Governments at all levels have been advised to invest more in dairy production in order to bridge the gap between production and distribution of the product across the country.
Industry experts who came together to discuss opportunities and challenges in the fast growing dairy industry at a workshop in Lagos recently, gave the advice.
The first edition of the workshop, which was organised by Tetrapak with the theme: “Dairy-Unlocking Opportunities Deeper in the Pyramid”, was aimed at sharing innovative global and local trends with the local manufacturers to inspire development in dairy and ultimately increase penetration and access to dairy business in West Africa.
The Technical Adviser in charge of Youth and Gender at the Federal Ministry of Agriculture and Rural Development (FMARD), Mosunmola Umoru, who spoke at the workshop, explained that dairy production was largely subsistence as pastoralists account for about 95 per cent of herd used in production.
“Pastoralists have little or no education, their production capacity is faulty, which in turn affects the value chain which includes; storage, distribution and consumption.

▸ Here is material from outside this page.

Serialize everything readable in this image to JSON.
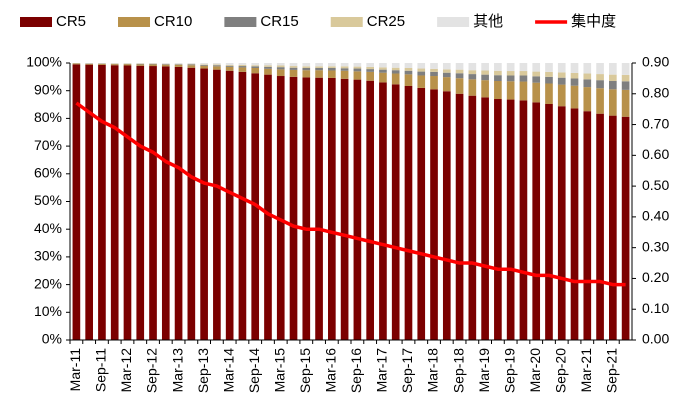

“I am using this opportunity to call on the government to implement policies that will ensure dairy production is harnessed to its fullest potential to meet the nutritional needs of the masses,” Umoru said.
She equally highlighted some challenges facing the industry which includes increasing production, maintaining quality and shelf life, and ensuring proper distribution.

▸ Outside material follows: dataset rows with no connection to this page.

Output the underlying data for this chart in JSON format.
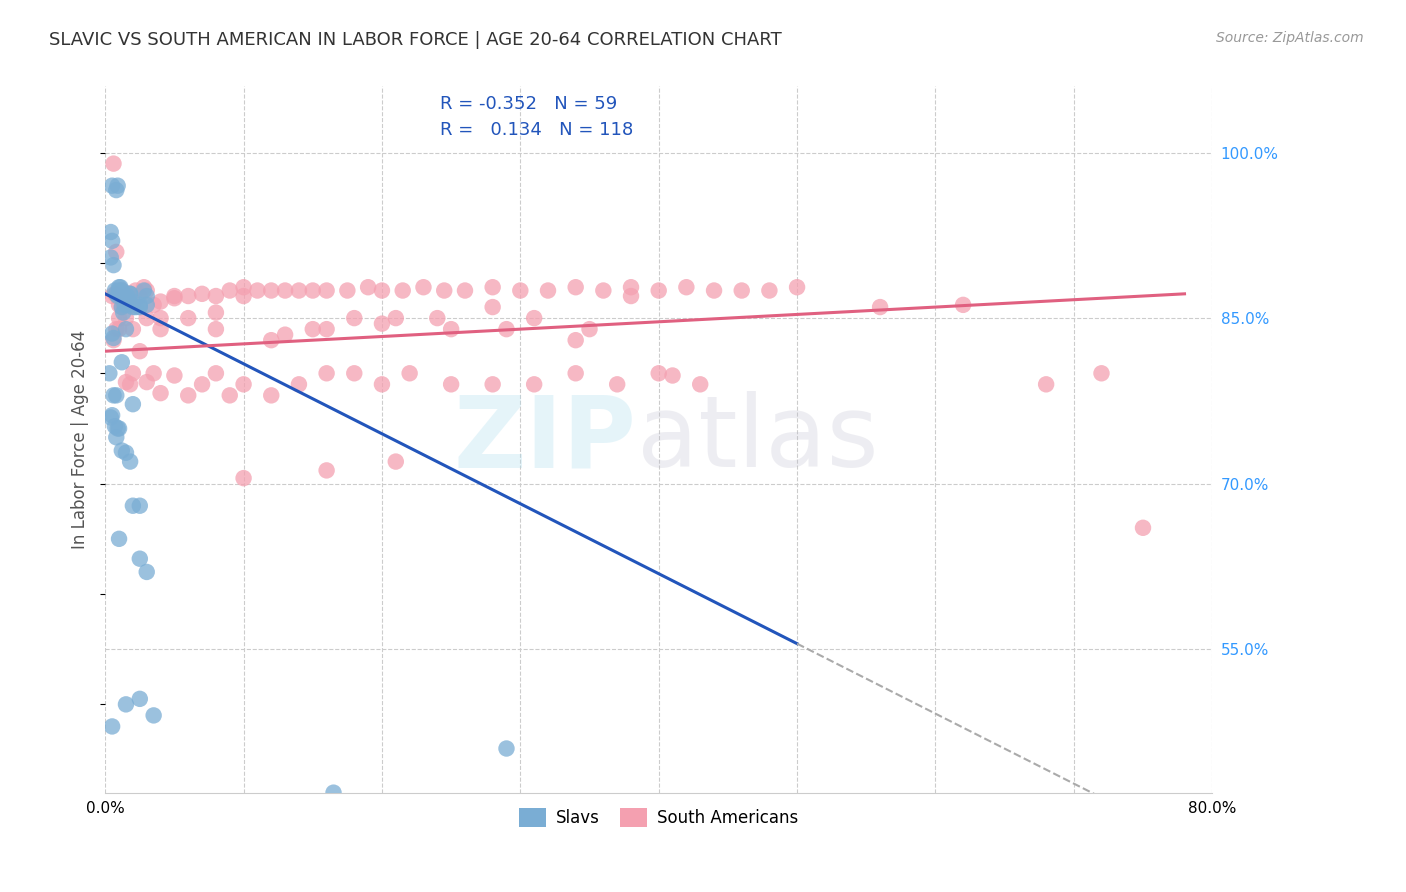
{
  "title": "SLAVIC VS SOUTH AMERICAN IN LABOR FORCE | AGE 20-64 CORRELATION CHART",
  "source": "Source: ZipAtlas.com",
  "ylabel": "In Labor Force | Age 20-64",
  "y_tick_labels_right": [
    "55.0%",
    "70.0%",
    "85.0%",
    "100.0%"
  ],
  "x_min": 0.0,
  "x_max": 0.8,
  "y_min": 0.42,
  "y_max": 1.06,
  "right_y_ticks": [
    0.55,
    0.7,
    0.85,
    1.0
  ],
  "x_ticks": [
    0.0,
    0.1,
    0.2,
    0.3,
    0.4,
    0.5,
    0.6,
    0.7,
    0.8
  ],
  "legend_R_slavs": "-0.352",
  "legend_N_slavs": "59",
  "legend_R_south": "0.134",
  "legend_N_south": "118",
  "slav_color": "#7AADD4",
  "south_color": "#F4A0B0",
  "slav_line_color": "#2255BB",
  "south_line_color": "#E06080",
  "background_color": "#ffffff",
  "grid_color": "#cccccc",
  "title_color": "#333333",
  "right_label_color": "#3399FF",
  "slav_line_x0": 0.0,
  "slav_line_y0": 0.872,
  "slav_line_x1": 0.5,
  "slav_line_y1": 0.555,
  "slav_line_solid_end": 0.5,
  "slav_line_dashed_end": 0.8,
  "south_line_x0": 0.0,
  "south_line_y0": 0.82,
  "south_line_x1": 0.78,
  "south_line_y1": 0.872,
  "slavs_x": [
    0.005,
    0.008,
    0.009,
    0.01,
    0.011,
    0.012,
    0.013,
    0.014,
    0.015,
    0.016,
    0.018,
    0.02,
    0.022,
    0.025,
    0.028,
    0.03,
    0.004,
    0.005,
    0.006,
    0.007,
    0.008,
    0.009,
    0.01,
    0.012,
    0.014,
    0.016,
    0.018,
    0.02,
    0.025,
    0.03,
    0.003,
    0.004,
    0.005,
    0.006,
    0.007,
    0.008,
    0.009,
    0.01,
    0.012,
    0.015,
    0.018,
    0.02,
    0.025,
    0.004,
    0.005,
    0.006,
    0.008,
    0.01,
    0.012,
    0.015,
    0.02,
    0.025,
    0.03,
    0.035,
    0.29,
    0.005,
    0.015,
    0.025,
    0.165
  ],
  "slavs_y": [
    0.97,
    0.966,
    0.97,
    0.875,
    0.878,
    0.86,
    0.855,
    0.87,
    0.868,
    0.862,
    0.872,
    0.865,
    0.86,
    0.862,
    0.875,
    0.87,
    0.928,
    0.92,
    0.898,
    0.875,
    0.872,
    0.87,
    0.878,
    0.875,
    0.862,
    0.87,
    0.872,
    0.86,
    0.86,
    0.862,
    0.8,
    0.76,
    0.762,
    0.78,
    0.752,
    0.742,
    0.75,
    0.75,
    0.73,
    0.728,
    0.72,
    0.68,
    0.632,
    0.905,
    0.836,
    0.832,
    0.78,
    0.65,
    0.81,
    0.84,
    0.772,
    0.68,
    0.62,
    0.49,
    0.46,
    0.48,
    0.5,
    0.505,
    0.42
  ],
  "south_x": [
    0.005,
    0.007,
    0.009,
    0.01,
    0.012,
    0.014,
    0.016,
    0.018,
    0.02,
    0.022,
    0.025,
    0.028,
    0.03,
    0.035,
    0.04,
    0.05,
    0.06,
    0.07,
    0.08,
    0.09,
    0.1,
    0.11,
    0.12,
    0.13,
    0.14,
    0.15,
    0.16,
    0.175,
    0.19,
    0.2,
    0.215,
    0.23,
    0.245,
    0.26,
    0.28,
    0.3,
    0.32,
    0.34,
    0.36,
    0.38,
    0.4,
    0.42,
    0.44,
    0.46,
    0.48,
    0.5,
    0.006,
    0.008,
    0.01,
    0.012,
    0.015,
    0.018,
    0.02,
    0.025,
    0.03,
    0.035,
    0.04,
    0.05,
    0.06,
    0.07,
    0.08,
    0.09,
    0.1,
    0.12,
    0.14,
    0.16,
    0.18,
    0.2,
    0.22,
    0.25,
    0.28,
    0.31,
    0.34,
    0.37,
    0.4,
    0.43,
    0.006,
    0.008,
    0.01,
    0.015,
    0.02,
    0.025,
    0.03,
    0.04,
    0.05,
    0.06,
    0.08,
    0.1,
    0.12,
    0.15,
    0.18,
    0.21,
    0.25,
    0.28,
    0.31,
    0.35,
    0.38,
    0.41,
    0.34,
    0.29,
    0.24,
    0.2,
    0.16,
    0.13,
    0.08,
    0.04,
    0.56,
    0.62,
    0.68,
    0.72,
    0.75,
    0.16,
    0.21,
    0.1
  ],
  "south_y": [
    0.87,
    0.872,
    0.87,
    0.862,
    0.875,
    0.862,
    0.87,
    0.872,
    0.862,
    0.875,
    0.87,
    0.878,
    0.875,
    0.862,
    0.865,
    0.868,
    0.87,
    0.872,
    0.87,
    0.875,
    0.878,
    0.875,
    0.875,
    0.875,
    0.875,
    0.875,
    0.875,
    0.875,
    0.878,
    0.875,
    0.875,
    0.878,
    0.875,
    0.875,
    0.878,
    0.875,
    0.875,
    0.878,
    0.875,
    0.878,
    0.875,
    0.878,
    0.875,
    0.875,
    0.875,
    0.878,
    0.99,
    0.91,
    0.84,
    0.86,
    0.792,
    0.79,
    0.8,
    0.82,
    0.792,
    0.8,
    0.782,
    0.798,
    0.78,
    0.79,
    0.8,
    0.78,
    0.79,
    0.78,
    0.79,
    0.8,
    0.8,
    0.79,
    0.8,
    0.79,
    0.79,
    0.79,
    0.8,
    0.79,
    0.8,
    0.79,
    0.83,
    0.84,
    0.85,
    0.85,
    0.84,
    0.86,
    0.85,
    0.84,
    0.87,
    0.85,
    0.84,
    0.87,
    0.83,
    0.84,
    0.85,
    0.85,
    0.84,
    0.86,
    0.85,
    0.84,
    0.87,
    0.798,
    0.83,
    0.84,
    0.85,
    0.845,
    0.84,
    0.835,
    0.855,
    0.85,
    0.86,
    0.862,
    0.79,
    0.8,
    0.66,
    0.712,
    0.72,
    0.705
  ]
}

She further stressed that strategic investment would require setting up the pastoralists into clusters and teaching them the technology of milking cows, storing milk, packaging and distribution.

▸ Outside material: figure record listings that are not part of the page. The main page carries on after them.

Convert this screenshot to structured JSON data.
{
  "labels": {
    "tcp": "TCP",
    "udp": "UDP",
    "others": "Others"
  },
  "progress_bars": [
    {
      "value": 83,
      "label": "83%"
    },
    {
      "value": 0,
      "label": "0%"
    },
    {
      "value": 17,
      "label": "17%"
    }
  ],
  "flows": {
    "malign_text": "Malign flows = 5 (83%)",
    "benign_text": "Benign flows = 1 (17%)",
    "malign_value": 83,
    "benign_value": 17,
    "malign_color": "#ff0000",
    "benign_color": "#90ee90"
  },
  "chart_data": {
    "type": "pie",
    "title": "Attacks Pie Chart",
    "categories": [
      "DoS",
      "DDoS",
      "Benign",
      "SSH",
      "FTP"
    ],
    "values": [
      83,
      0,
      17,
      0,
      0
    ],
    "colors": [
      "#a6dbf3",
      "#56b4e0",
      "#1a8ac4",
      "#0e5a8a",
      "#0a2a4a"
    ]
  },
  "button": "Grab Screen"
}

The Managing Director, Tetra Pak, Oshiokamele Aruna, also called on government to look into the dairy industry as a whole, with a view to addressing the challenges of the dairy industry.
According to him, the workshop was organised to highlight the opportunities and to address the gap that is existing in the dairy industry.
The government needs to look into policies and infrastructure and more infrastructure should be provided to tackle the challenges of transportation in the dairy business, Aruna said.
“Dairy is an important aspect of our life and we believe it’s a good time to show how we work with people in the industry and harness the opportunities we have in this vast industry,” Aruna further said, adding that technology will play a very important role in addressing the challenges of the industry.
The Marketing Manager, Tetra Pak, Mr. Solomon Yu, said Tetra Pak got involved with the business because diary consumption in the country is still very low, despite the value of the nutritional product, which he explained, had been confirmed as a source of balanced diet for children and adults.
“We are working with our customers to accelerate dairy consumption in this region. We are one part of the whole value chain to drive the increase and awareness of dairy consumption,” Yu said, adding that fresh dairy milk is pretty expensive, and to increase consumption we need to make it more affordable. We need to find new occasions for dairy so we can have more consumers.